Publié le 08 mars 2021
SOCIAL
Devoir de vigilance : Casino est poursuivi en justice en France pour son rôle dans la déforestation
Des représentants des peuples autochtones d’Amazonie brésilienne et colombienne ainsi que des ONG françaises et américaines, assignent en justice le distributeur devant le tribunal judiciaire de Saint-Etienne. Ils jugent que ses ventes de produits à base de viande bovine d'Amérique du Sud participent à la déforestation et à l'accaparement de terres des peuples autochtones. C’est la première fois qu’une chaine de supermarché est assignée sur la base du devoir de vigilance.

@Paralaxis
Après Total, c’est Casino qui se voit poursuivi en justice pour son manque de vigilance. Des représentants des populations autochtones d’Amazonie brésilienne et colombienne, aidées par des associations françaises et américaines (Sherpa, Notre affaire à tous, Mighty Earth…) lui reprochent son implication dans la déforestation via ses achats de produits carnés. Les organisations autochtones demandent à être dédommagées en raison des dommages causés à leurs terres ancestrales et de l’impact sur leurs moyens de subsistance.
"C'est la première fois qu'une chaîne d'hypermarchés est assignée en justice pour des faits de déforestation et de violation de droits humains dans sa chaîne d'approvisionnement", précisent les associations. Elles demandent au groupe "d’avoir une stricte traçabilité dès la première étape de production de la viande jusqu’à ce que le produit soit vendu dans ses supermarchés".
Les plaignants réclament également plus de trois millions d’euros de dédommagement, en particulier pour les "centaines de milliers d’indigènes" affectés. Ils s’appuient pour cela sur la loi sur le devoir de vigilance.
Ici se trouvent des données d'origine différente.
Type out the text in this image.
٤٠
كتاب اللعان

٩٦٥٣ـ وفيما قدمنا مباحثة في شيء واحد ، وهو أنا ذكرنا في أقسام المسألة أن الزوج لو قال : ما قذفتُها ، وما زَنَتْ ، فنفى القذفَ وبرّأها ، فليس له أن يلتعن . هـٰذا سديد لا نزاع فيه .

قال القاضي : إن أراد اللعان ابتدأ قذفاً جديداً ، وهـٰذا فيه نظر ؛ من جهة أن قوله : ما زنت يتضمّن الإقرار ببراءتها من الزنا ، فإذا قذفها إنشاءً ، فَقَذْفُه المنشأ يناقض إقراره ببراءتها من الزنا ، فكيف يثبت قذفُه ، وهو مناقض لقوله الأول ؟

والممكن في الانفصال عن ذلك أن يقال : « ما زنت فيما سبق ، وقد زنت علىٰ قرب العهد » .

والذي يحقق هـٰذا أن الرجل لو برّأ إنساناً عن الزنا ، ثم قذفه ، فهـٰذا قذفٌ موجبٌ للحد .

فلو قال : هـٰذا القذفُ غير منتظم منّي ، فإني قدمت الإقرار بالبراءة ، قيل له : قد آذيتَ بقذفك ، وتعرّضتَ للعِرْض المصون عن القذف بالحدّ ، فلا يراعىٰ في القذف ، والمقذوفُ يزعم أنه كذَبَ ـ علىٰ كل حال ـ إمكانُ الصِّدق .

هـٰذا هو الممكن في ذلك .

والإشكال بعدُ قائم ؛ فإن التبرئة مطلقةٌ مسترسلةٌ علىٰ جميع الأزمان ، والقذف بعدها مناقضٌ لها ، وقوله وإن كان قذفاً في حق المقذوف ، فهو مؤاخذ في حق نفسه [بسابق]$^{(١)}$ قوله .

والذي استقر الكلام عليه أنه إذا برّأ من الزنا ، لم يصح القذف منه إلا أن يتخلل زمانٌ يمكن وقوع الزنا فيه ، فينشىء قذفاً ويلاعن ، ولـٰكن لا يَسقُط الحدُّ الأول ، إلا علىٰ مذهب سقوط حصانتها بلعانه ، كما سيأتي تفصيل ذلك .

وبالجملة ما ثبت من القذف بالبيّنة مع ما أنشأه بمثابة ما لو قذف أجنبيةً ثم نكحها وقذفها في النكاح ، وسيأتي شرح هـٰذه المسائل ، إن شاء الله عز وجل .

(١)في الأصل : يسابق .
Celle-ci oblige les grandes entreprises françaises à identifier et prévenir ce type de risque sur l’ensemble de leur chaîne de valeur et permet aux victimes de demander réparation au donneur d’ordres.
Des communautés autochtones particulièrement affectées
Après des mois d’enquête, les plaignants assurent que "des atteintes systémiques à l’environnement et aux droits humains ont eu lieu, tout au long de la chaîne d’approvisionnement du groupe Casino au Brésil et en Colombie, sur une période significative". Selon le Centre d'Analyse de la Criminalité Climatique, le groupe Casino aurait acheté régulièrement de la viande bovine à trois abattoirs qui s'approvisionnent en bétail auprès de 592 fournisseurs responsables d'au moins 50 000 hectares de déforestation entre 2008 et 2020.
Certaines de ces terres déforestées appartenaient à des populations autochtones. La communauté Uru Eu Wau Wau, située dans l'État de Rondônia, au Brésil, assure avoir été envahie pour permettre l’exploitation des élevages de bétail qui fournissent de la viande bovine au Grupo Pão de Açúcar de Casino. Et les résistants se sentent menacés. "Avec cette poursuite, nous cherchons à tenir l'entreprise donneuse d’ordres responsable des conséquences de ces actes et à apporter une reconnaissance aux peuples autochtones par rapport à la réalité à laquelle ils sont confrontés", souligne Luis Eloy Terena, représentant et conseiller juridique de la Coordination des Organisations Autochtones de l’Amazonie Brésilienne (COIAB).
L’assignation en justice fait suite à une mise en demeure adressée en septembre 2020 à Casino. Le groupe avait trois mois pour répondre et éviter la procédure judiciaire. Il assure respecter le devoir de vigilance "en tous points" et "ne cesser, en partenariat avec des ONG locales et internationales, d’améliorer le contrôle des fournisseurs et des fermes". Il affirme ainsi avoir mis en place une nouvelle procédure "Beef and Track" avec l’ONG Immaflor en juillet 2020. Mais le courrier adressé en décembre aux associations pour la détailler, n’a pas convaincu les plaignants qui n’y ont vu aucune mesure nouvelle "effective".